Bharat Kul Ratan
Bharat Kul Ratan

Reputation: 1003

Difference between main and main()

The following code 1 is fine

#include <stdio.h>    // code 1
main()
{
    printf("%u",main);
}

but this code 2 gives segmentation fault.

#include <stdio.h>  // code 2
main()
{
    printf("%u",main());
}

I'm not getting what's the difference between main and main()?

Upvotes: 0

Views: 1360

Answers (1)

Did you compile with all warnings enabled from your compiler? With gcc that means giving the -Wall argument to gcc (and -g is useful for debugging info).

First, your printf("%u", main) should be printf("%p\n", main). The %p prints a pointer (technically function pointers are not data pointers as needed for %p, practically they often have the same size and similar representation), and you should end your format strings with newline \n. This takes the address of the main function and passes that address to printf.

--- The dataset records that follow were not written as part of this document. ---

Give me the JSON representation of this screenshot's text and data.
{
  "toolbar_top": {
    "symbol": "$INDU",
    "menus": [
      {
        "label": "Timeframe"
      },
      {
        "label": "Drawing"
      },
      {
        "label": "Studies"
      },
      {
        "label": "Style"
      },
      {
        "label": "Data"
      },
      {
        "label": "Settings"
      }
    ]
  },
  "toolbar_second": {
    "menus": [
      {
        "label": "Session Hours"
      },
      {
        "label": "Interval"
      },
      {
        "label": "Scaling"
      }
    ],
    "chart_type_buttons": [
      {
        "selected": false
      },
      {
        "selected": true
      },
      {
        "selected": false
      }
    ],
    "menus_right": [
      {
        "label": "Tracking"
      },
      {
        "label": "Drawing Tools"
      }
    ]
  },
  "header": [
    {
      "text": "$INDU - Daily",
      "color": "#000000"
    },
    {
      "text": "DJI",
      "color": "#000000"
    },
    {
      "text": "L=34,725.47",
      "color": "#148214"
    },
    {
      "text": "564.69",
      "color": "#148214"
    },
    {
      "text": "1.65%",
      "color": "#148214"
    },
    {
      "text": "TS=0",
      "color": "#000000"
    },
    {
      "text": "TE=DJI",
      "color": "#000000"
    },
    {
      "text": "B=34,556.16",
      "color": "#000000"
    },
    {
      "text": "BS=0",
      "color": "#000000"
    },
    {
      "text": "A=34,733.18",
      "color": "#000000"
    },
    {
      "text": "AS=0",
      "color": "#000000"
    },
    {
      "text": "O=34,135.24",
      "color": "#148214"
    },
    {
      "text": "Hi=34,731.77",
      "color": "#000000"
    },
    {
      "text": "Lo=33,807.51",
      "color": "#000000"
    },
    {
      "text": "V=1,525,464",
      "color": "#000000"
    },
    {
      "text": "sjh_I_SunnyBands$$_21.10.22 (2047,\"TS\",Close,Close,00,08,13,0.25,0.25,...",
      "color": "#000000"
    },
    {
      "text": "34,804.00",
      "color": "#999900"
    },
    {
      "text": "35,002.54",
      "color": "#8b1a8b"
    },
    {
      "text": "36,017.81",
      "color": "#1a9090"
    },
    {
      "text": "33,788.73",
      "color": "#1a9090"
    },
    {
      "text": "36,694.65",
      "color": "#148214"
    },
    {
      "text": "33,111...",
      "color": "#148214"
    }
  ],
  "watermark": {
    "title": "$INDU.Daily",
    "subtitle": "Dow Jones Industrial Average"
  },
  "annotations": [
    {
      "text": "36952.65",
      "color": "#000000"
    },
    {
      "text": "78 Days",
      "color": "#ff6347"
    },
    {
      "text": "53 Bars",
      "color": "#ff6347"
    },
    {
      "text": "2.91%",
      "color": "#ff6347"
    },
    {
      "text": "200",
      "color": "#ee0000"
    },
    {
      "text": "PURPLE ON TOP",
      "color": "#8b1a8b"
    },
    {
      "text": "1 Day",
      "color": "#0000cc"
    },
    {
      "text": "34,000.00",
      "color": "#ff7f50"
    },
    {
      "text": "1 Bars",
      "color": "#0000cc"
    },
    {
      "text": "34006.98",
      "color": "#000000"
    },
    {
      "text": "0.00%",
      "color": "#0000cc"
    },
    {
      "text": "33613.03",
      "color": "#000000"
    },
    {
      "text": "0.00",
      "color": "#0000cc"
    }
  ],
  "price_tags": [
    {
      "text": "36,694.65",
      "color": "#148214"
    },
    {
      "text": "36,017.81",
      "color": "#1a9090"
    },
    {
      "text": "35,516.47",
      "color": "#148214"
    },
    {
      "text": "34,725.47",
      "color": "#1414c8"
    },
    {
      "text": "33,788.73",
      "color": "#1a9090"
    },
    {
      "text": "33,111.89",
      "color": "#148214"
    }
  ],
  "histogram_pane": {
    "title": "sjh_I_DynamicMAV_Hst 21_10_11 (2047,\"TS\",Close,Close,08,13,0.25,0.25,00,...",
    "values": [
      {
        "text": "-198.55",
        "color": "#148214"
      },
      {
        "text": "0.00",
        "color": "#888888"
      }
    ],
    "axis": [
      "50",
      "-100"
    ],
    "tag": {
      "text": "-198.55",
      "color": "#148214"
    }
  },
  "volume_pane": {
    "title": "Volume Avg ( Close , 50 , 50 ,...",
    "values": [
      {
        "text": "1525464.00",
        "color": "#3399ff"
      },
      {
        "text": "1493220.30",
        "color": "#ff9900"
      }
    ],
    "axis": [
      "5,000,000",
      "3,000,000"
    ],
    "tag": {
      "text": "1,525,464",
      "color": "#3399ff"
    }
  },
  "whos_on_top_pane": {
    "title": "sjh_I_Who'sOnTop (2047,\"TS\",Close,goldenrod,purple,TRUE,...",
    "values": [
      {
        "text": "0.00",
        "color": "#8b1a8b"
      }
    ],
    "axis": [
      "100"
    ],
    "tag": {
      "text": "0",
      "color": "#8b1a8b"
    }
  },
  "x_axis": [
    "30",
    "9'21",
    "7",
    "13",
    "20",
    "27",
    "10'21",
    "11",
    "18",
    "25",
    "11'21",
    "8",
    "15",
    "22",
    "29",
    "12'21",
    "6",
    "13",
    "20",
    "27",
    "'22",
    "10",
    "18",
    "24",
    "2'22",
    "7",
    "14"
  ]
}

Then, your second printf("%u", main()) is calling printf with an argument obtained by a recursive call to the main function. This recursion never ends, and you blow up your call stack (i.e. have a stack overflow), so get a SIGSEGV on Unix.

Pedantically, main is a very special name for C standard, and you probably should not call it (it is called auto-magically by startup code in crt0.o). Recursing on main is very bad taste and may be illegal.